No es la primera vez que Soler se erige como el representante más independentista de la Iglesia en Cataluña. De hecho, ya abrió de par en par el monasterio para una marcha secesionista en la que se hicieron varios mítines políticos.

El abad de Montserrat es uno de los personajes favoritos para los medios nacionalistas, que pretenden dar una justificación moral a las aspiraciones independentistas. Además de Soler, el otro gran personaje mediático es la monja benedictina también de Montserrat, Teresa Forcades, independentista confesa (en la imagen).

Josep María Soler aseguró durante la entrevista en la RAC1 que la Doctrina Social de la Iglesia reconoce a Cataluña como nación y, por tanto, el derecho a reivindicar ejercerlo como tal. "También el nivel de decidir cuál debe ser el futuro de Cataluña y de qué forma se debe relacionar con los otros pueblos de España y de Europa".
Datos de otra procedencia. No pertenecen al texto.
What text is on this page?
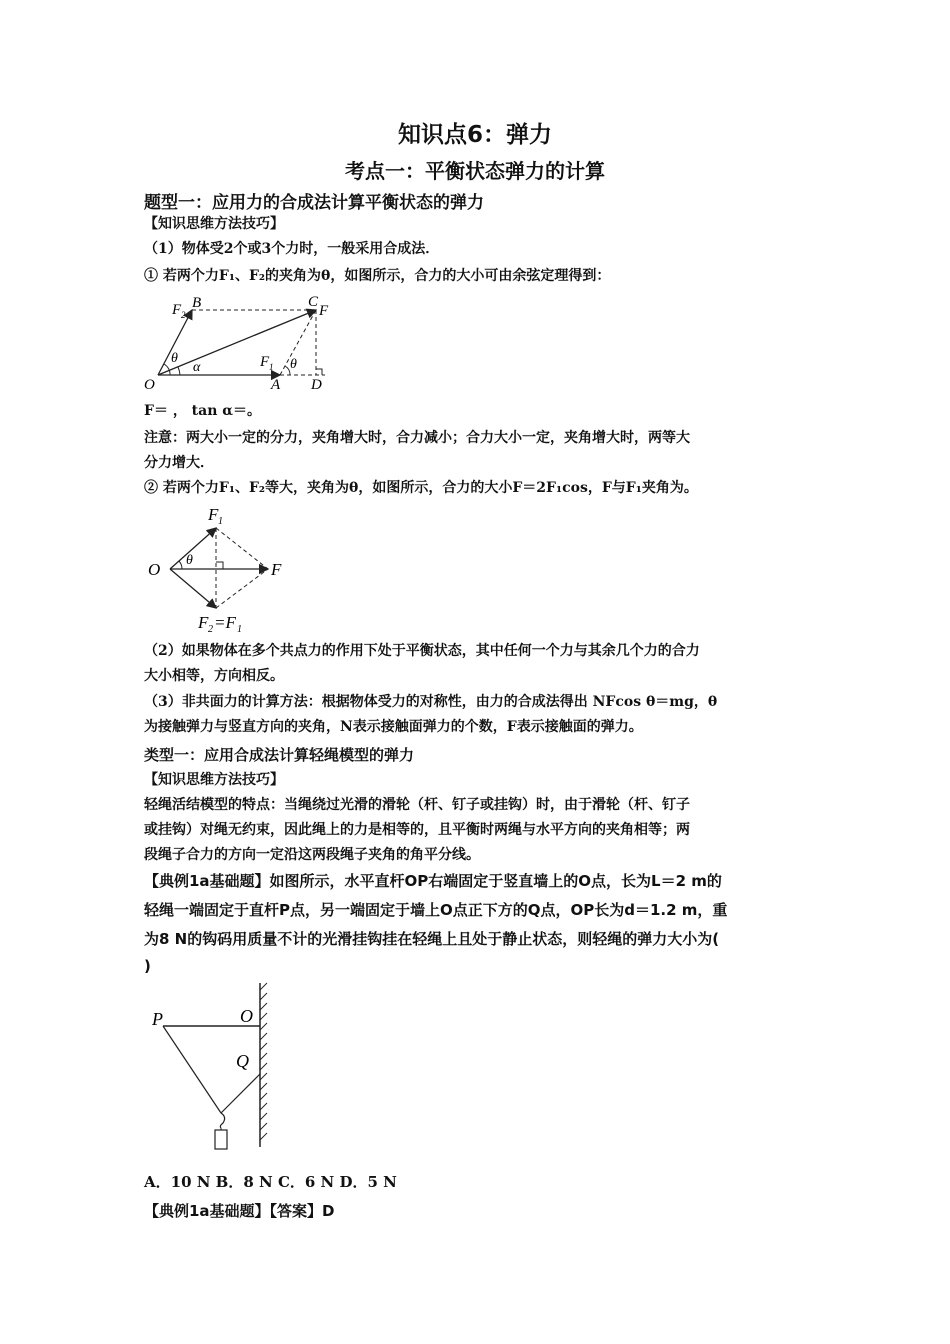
知识点6：弹力
考点一：平衡状态弹力的计算
题型一：应用力的合成法计算平衡状态的弹力
【知识思维方法技巧】
（1）物体受2个或3个力时，一般采用合成法．
① 若两个力F₁、F₂的夹角为θ，如图所示，合力的大小可由余弦定理得到：
O	A
B	C
D
F
F 1
F 2
θ	θ
α
F＝ ， tan α＝。
注意：两大小一定的分力，夹角增大时，合力减小；合力大小一定，夹角增大时，两等大
分力增大．
② 若两个力F₁、F₂等大，夹角为θ，如图所示，合力的大小F＝2F₁cos，F与F₁夹角为。
O	F
F 1
θ
F 2 =F 1
（2）如果物体在多个共点力的作用下处于平衡状态，其中任何一个力与其余几个力的合力
大小相等，方向相反。
（3）非共面力的计算方法：根据物体受力的对称性，由力的合成法得出 NFcos θ＝mg，θ
为接触弹力与竖直方向的夹角，N表示接触面弹力的个数，F表示接触面的弹力。
类型一：应用合成法计算轻绳模型的弹力
【知识思维方法技巧】
轻绳活结模型的特点：当绳绕过光滑的滑轮（杆、钉子或挂钩）时，由于滑轮（杆、钉子
或挂钩）对绳无约束，因此绳上的力是相等的，且平衡时两绳与水平方向的夹角相等；两
段绳子合力的方向一定沿这两段绳子夹角的角平分线。
【典例1a基础题】如图所示，水平直杆OP右端固定于竖直墙上的O点，长为L＝2 m的
轻绳一端固定于直杆P点，另一端固定于墙上O点正下方的Q点，OP长为d＝1.2 m，重
为8 N的钩码用质量不计的光滑挂钩挂在轻绳上且处于静止状态，则轻绳的弹力大小为(
)
P	O
Q
A．10 N B．8 N C．6 N D．5 N
【典例1a基础题】【答案】D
Del mismo modo, dejó claro que "el abad de Montserrat comparte esta doctrina que puede llevar a preguntar a la gente qué es lo que desea", incluida la independencia, que apoyaría si se votase en el referéndum ilegal.

Para seguir apoyando las tesis nacionalistas y granjearse el apoyo de este sector mediático de cara a la sucesión del cardenal Sistach en Barcelona, Soler criticó al ministro de Educación por la reforma educativa y agregó que modificar el sistema actual "sería muy grave". "Tocar la lengua es toca un aspecto delicado y sensible", sentenció.
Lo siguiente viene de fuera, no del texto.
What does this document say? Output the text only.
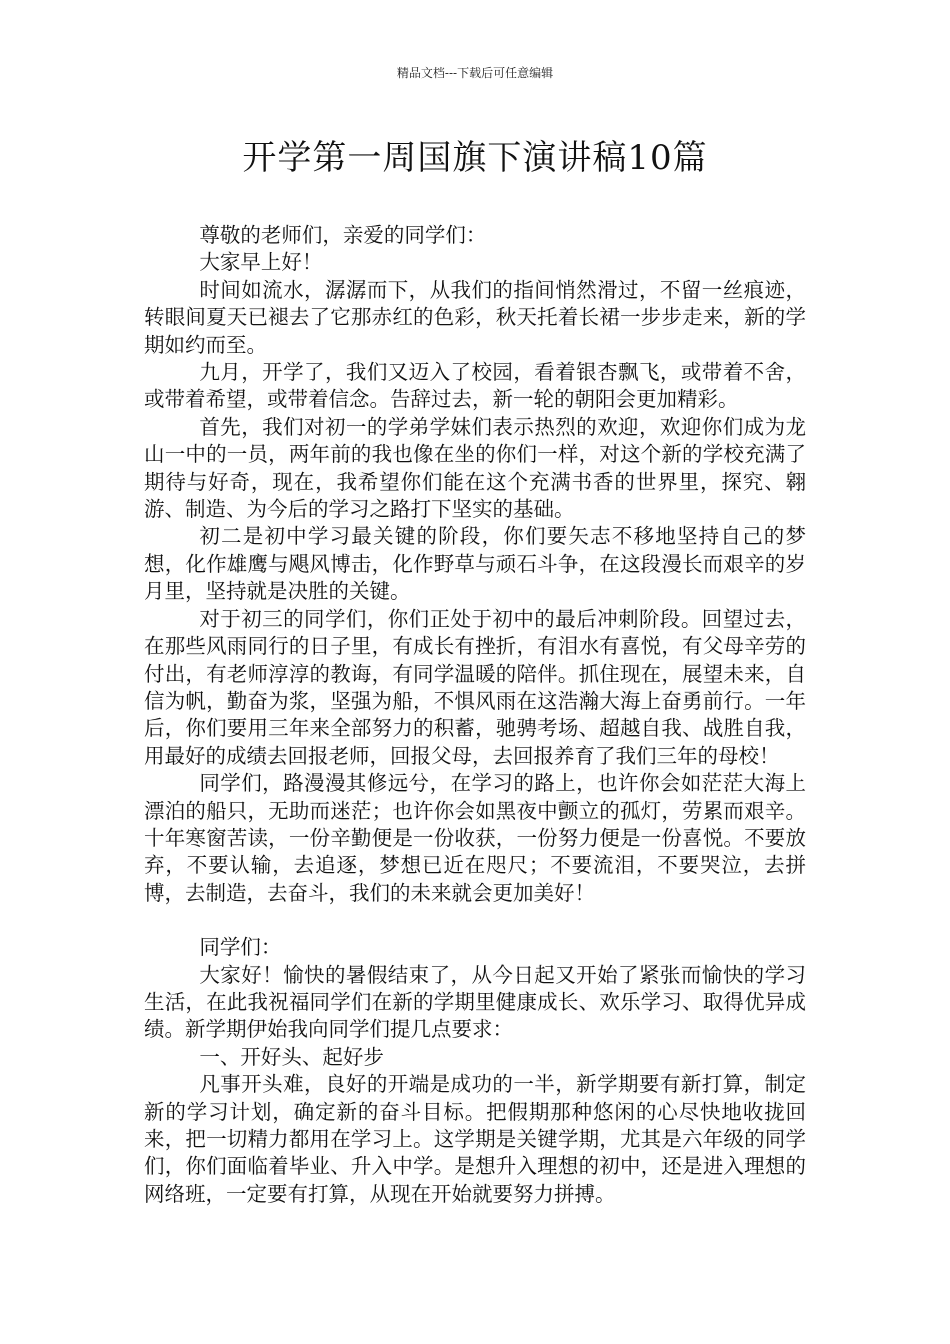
精品文档---下载后可任意编辑
开学第一周国旗下演讲稿10篇

尊敬的老师们，亲爱的同学们：

大家早上好！

时间如流水，潺潺而下，从我们的指间悄然滑过，不留一丝痕迹，转眼间夏天已褪去了它那赤红的色彩，秋天托着长裙一步步走来，新的学期如约而至。

九月，开学了，我们又迈入了校园，看着银杏飘飞，或带着不舍，或带着希望，或带着信念。告辞过去，新一轮的朝阳会更加精彩。

首先，我们对初一的学弟学妹们表示热烈的欢迎，欢迎你们成为龙山一中的一员，两年前的我也像在坐的你们一样，对这个新的学校充满了期待与好奇，现在，我希望你们能在这个充满书香的世界里，探究、翱游、制造、为今后的学习之路打下坚实的基础。

初二是初中学习最关键的阶段，你们要矢志不移地坚持自己的梦想，化作雄鹰与飓风博击，化作野草与顽石斗争，在这段漫长而艰辛的岁月里，坚持就是决胜的关键。

对于初三的同学们，你们正处于初中的最后冲刺阶段。回望过去，在那些风雨同行的日子里，有成长有挫折，有泪水有喜悦，有父母辛劳的付出，有老师淳淳的教诲，有同学温暖的陪伴。抓住现在，展望未来，自信为帆，勤奋为浆，坚强为船，不惧风雨在这浩瀚大海上奋勇前行。一年后，你们要用三年来全部努力的积蓄，驰骋考场、超越自我、战胜自我，用最好的成绩去回报老师，回报父母，去回报养育了我们三年的母校！

同学们，路漫漫其修远兮，在学习的路上，也许你会如茫茫大海上漂泊的船只，无助而迷茫；也许你会如黑夜中颤立的孤灯，劳累而艰辛。十年寒窗苦读，一份辛勤便是一份收获，一份努力便是一份喜悦。不要放弃，不要认输，去追逐，梦想已近在咫尺；不要流泪，不要哭泣，去拼博，去制造，去奋斗，我们的未来就会更加美好！

同学们：

大家好！愉快的暑假结束了，从今日起又开始了紧张而愉快的学习生活，在此我祝福同学们在新的学期里健康成长、欢乐学习、取得优异成绩。新学期伊始我向同学们提几点要求：

一、开好头、起好步

凡事开头难，良好的开端是成功的一半，新学期要有新打算，制定新的学习计划，确定新的奋斗目标。把假期那种悠闲的心尽快地收拢回来，把一切精力都用在学习上。这学期是关键学期，尤其是六年级的同学们，你们面临着毕业、升入中学。是想升入理想的初中，还是进入理想的网络班，一定要有打算，从现在开始就要努力拼搏。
Abierto de par en par a los independentistas

El abad de Montserrat ha convertido el monasterio benedictino en uno de los elementos más proclives al independentismo. Como muestra un botón. El pasado mes de noviembre hizo escala dentro de los muros de este histórico templo católico la Marcha por la Independencia.

Allí se llevaron a cabo actos políticos, se desplegó una señera gigante e incluso se hizo una misa para bendecir la "Marcha por la independencia". Y todo ello con el plácet del abad del monasterio de Montserrat, Josep María Soler, que incluso recibió a una delegación de esta asamblea.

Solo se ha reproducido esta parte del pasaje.